Wednesday, June 4, 2008

Pet Peeve: Percent

Today, I was reading a news article about a man who tried to get money from a police department for shooting him while he was holding a gun.

And I encountered one of my pet peeves.

His lawyer said that the court was "a thousand percent wrong in their decision."

Yes, a lawyer said that. Now, I would think that a lawyer would know better; and while a thousand percent sounds better than a hundred percent, it is still wrong. You can be completely right (zero percent wrong), or completely wrong (a hundred percent wrong), or any range in between. You can not be more wrong than completely wrong.

What would ten times completely wrong be like? Won't that void the universe?

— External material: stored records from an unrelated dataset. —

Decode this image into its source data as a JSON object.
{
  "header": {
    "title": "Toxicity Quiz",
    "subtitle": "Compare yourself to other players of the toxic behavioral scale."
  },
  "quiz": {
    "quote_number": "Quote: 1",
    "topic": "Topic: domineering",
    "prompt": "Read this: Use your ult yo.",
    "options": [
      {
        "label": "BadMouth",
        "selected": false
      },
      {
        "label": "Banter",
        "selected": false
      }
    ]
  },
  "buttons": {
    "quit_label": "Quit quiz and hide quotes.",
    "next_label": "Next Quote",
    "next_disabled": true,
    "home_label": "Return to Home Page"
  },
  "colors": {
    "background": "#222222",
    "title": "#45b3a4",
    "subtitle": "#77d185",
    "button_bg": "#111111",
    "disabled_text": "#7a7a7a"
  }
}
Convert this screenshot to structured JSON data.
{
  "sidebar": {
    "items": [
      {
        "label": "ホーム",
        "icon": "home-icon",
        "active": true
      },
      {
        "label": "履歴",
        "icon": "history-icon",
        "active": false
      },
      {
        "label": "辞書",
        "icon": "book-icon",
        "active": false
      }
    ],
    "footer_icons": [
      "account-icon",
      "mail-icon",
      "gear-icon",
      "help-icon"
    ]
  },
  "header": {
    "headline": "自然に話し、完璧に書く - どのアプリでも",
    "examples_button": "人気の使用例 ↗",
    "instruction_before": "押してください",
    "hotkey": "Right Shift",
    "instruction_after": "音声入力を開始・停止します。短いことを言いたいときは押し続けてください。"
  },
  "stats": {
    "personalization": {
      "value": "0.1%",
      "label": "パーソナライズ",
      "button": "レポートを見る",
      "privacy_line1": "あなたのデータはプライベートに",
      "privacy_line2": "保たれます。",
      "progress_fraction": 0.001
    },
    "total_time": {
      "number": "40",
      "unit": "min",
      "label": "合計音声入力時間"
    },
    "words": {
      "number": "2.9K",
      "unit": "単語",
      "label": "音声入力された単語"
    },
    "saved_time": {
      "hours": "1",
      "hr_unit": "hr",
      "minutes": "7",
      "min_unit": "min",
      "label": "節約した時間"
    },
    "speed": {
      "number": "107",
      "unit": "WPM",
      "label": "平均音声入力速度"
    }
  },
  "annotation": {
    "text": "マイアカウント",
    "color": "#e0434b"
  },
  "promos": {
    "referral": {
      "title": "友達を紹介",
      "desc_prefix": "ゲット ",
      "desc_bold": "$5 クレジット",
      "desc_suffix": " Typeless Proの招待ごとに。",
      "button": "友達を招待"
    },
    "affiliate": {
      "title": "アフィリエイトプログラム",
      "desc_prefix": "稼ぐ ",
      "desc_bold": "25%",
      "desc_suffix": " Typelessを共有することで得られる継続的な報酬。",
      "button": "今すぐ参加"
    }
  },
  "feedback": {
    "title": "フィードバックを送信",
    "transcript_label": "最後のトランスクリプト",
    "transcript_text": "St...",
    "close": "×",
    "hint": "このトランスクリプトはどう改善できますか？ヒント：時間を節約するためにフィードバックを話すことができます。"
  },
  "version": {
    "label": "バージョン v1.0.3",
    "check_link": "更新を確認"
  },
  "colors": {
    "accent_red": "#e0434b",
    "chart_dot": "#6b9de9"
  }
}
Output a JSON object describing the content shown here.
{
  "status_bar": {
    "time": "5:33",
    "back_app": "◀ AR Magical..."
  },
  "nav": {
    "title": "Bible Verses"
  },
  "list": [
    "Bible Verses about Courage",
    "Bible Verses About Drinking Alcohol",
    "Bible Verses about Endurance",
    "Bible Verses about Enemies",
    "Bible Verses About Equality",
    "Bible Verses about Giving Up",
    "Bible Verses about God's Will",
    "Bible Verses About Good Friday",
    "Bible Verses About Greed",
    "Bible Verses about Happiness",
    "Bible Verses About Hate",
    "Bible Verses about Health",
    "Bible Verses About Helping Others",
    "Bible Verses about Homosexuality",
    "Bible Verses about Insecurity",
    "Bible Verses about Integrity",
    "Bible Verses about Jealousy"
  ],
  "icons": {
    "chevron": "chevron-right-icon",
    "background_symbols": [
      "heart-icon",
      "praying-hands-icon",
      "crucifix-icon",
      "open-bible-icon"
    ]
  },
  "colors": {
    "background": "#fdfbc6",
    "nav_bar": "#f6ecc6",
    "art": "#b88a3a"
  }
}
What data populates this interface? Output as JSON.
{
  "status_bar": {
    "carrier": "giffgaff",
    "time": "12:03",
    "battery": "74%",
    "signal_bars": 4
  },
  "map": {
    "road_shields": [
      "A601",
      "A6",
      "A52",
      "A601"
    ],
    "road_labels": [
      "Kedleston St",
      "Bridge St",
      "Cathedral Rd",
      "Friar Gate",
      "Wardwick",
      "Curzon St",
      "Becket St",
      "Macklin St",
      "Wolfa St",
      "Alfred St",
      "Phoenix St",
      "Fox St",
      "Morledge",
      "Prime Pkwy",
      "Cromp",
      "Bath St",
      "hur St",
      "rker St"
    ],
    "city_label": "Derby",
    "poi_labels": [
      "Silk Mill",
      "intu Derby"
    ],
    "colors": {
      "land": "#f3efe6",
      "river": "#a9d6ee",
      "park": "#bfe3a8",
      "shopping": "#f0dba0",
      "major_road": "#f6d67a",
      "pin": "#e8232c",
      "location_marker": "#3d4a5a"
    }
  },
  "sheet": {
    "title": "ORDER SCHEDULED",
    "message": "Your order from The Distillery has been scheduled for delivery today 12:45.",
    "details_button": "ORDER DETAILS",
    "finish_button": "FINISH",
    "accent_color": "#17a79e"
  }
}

Of course, the biggest violator of "percent" are college coaches: "We are going to give a hundred and ten percent!" No, you can't. You can give it your all, or slack off, but you can not give more than your whole capability.

Unless you use voodoo to steal the other team's mojo. Then maybe.

The only time that it is proper to use a figure higher than one hundred percent is when it is actually possible to do so, like taxes, book-keeping, fund raising, and mathematics. Example: "We are going to match the donations a thousand percent." Cool, my dollar will net the charity eleven dollars (my dollar and their ten). My favorite charity could only wish for such luck.